How can I capture and format on output nested format tags?

I'm working on a forum system that parses BBCode like [b]some bold text[/b] and applies HTML formatting to it when output via PHP. All of my expressions work, but I'm having trouble figuring out how to deal with a certain scenario, specifically regarding nested quote blocks.

On a forum you might have one user quote another user. I have been successful at formatting this using:

#\[quote="(.*?);(\w*?)"\]\s*(.*?)\s*\[\/quote\]#

and calling preg_replace() to replace it with:

<blockquote id="quote-$2"><p>$3<br> - $1</p></blockquote> Here is a working example.

For a real example you might see on a forum, a user, Stan, wants to quote John, adding this to a textarea for submission:

[quote="John;2"]John's sentence[/quote] 
____________

Stan's reply

But what happens if John had quoted Mary in his post?

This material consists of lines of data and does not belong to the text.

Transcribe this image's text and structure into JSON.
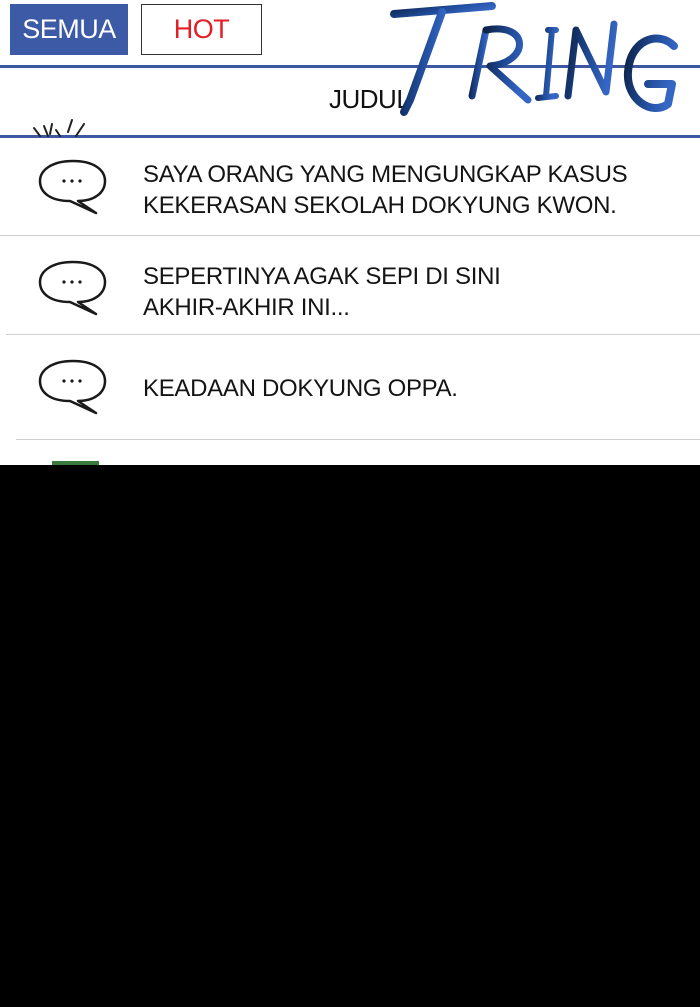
{
  "tabs": {
    "all_label": "SEMUA",
    "hot_label": "HOT"
  },
  "header": {
    "column_title": "JUDUL",
    "sound_effect": "TRING"
  },
  "posts": [
    {
      "line1": "SAYA ORANG YANG MENGUNGKAP KASUS",
      "line2": "KEKERASAN SEKOLAH DOKYUNG KWON."
    },
    {
      "line1": "SEPERTINYA AGAK SEPI DI SINI",
      "line2": "AKHIR-AKHIR INI..."
    },
    {
      "line1": "KEADAAN DOKYUNG OPPA.",
      "line2": ""
    }
  ],
  "icons": {
    "comment": "speech-bubble-icon",
    "impact": "impact-lines-icon"
  },
  "colors": {
    "accent_blue": "#3c5aa6",
    "hot_red": "#e41e26",
    "sfx_navy": "#102a55",
    "sfx_blue": "#2f5fb8"
  }
}
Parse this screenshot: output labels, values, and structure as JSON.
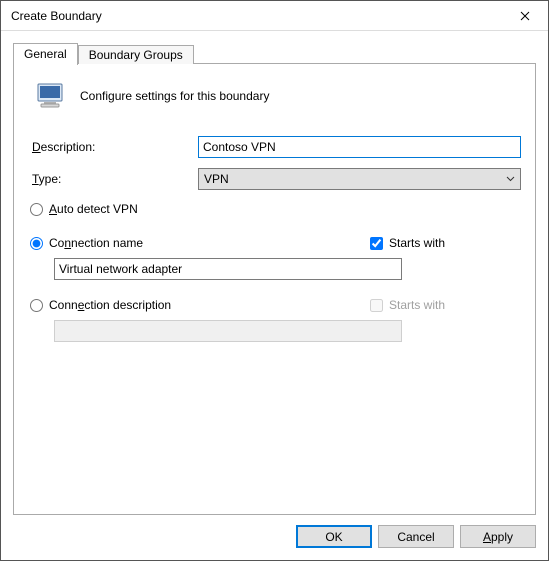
{
  "window": {
    "title": "Create Boundary"
  },
  "tabs": {
    "general": "General",
    "groups": "Boundary Groups"
  },
  "intro": {
    "text": "Configure settings for this boundary"
  },
  "fields": {
    "description_label": "Description:",
    "description_value": "Contoso VPN",
    "type_label": "Type:",
    "type_value": "VPN"
  },
  "options": {
    "auto_detect": "Auto detect VPN",
    "connection_name": "Connection name",
    "connection_name_value": "Virtual network adapter",
    "starts_with": "Starts with",
    "connection_description": "Connection description",
    "connection_description_value": ""
  },
  "buttons": {
    "ok": "OK",
    "cancel": "Cancel",
    "apply": "Apply"
  }
}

[quote="John;2"][quote="Mary;1"]Mary's sentence[/quote]John's sentence[/quote]
____________

Stan's reply

My regex will capture all but the last [/quote], but even if I was able to capture the whole string I'm not sure how I'd be able to format it. Ideally, I'd like the output to look something like this:

    "Mary's sentence"          
        - Mary

"John's sentence"
    - John
__________________________

Stan's reply

In HTML:

<blockquote id="quote-2">
    <blockquote id="quote-1"><p>"Mary's sentence"<br> - Mary</p></blockquote>
        <p>"John's sentence"<br> - John</p>
</blockquote> 
<p>Stan's reply</p>

Can I capture and format repeated nested tags using regex? What if there are 100 nested quote blocks? Obviously I can just write a ridiculously long and repetitive expression (which certainly would have limitations), but there has to be a better way to tackle this. Is there another method I should use?

I'm sorry if a similar question already exists, but I have looked through many questions on SO and am still not sure which approach I should take.

Solution

The idea is to make sure you only match the innermost BB tag. Match all text between [quote and [/quote] that dooes not contain another [quote=, and replace until no such match is found. It is also based on an assumption you have no [quote= in your actual tag contents, but in most cases it is true. Another assumption is that the attributes are "-quoted and there cannot be other double quotes inside.

So, you may use

$s = '[quote="John;2"][quote="Mary;1"]Mary\'s sentence[/quote]John\'s sentence[/quote]';
$repl = '<blockquote id="quote-$2"><p>$3 <br> - $1</p></blockquote>';
$reg = '~\[quote="([^"]*);(\w*)"]\s*((?:(?!\[quote=).)*?)\s*\[/quote]~si';
while (preg_match($reg, $s)) {
    $s = preg_replace($reg, $repl, $s);
}
echo $s;
// => <blockquote id="quote-2"><p><blockquote id="quote-1"><p>Mary's sentence <br> - Mary</p></blockquote>John's sentence <br> - John</p></blockquote>

See the PHP demo. The regex is

'~\[quote="([^"]*);(\w*)"]\s*((?:(?!\[quote=).)*?)\s*\[/quote]~si'

See the regex demo.

Details

\[quote=" - a literal substring
([^"]*) - Capturing group 1: any 0+ chars other than "
; - a colon
(\w*) - Capturing group 2: 0+ word chars
"] - a literal substring
\s* - 0+ whitespaces
((?:(?!\[quote=).)*?) - Capturing group 3: any char, as few as possible, not starting [quote= text
\s* - 0+ whitespaces
\[/quote] - a literal [/quote] substring.

Pretty-printing is an extra task, there are a couple of solutions mentioned here.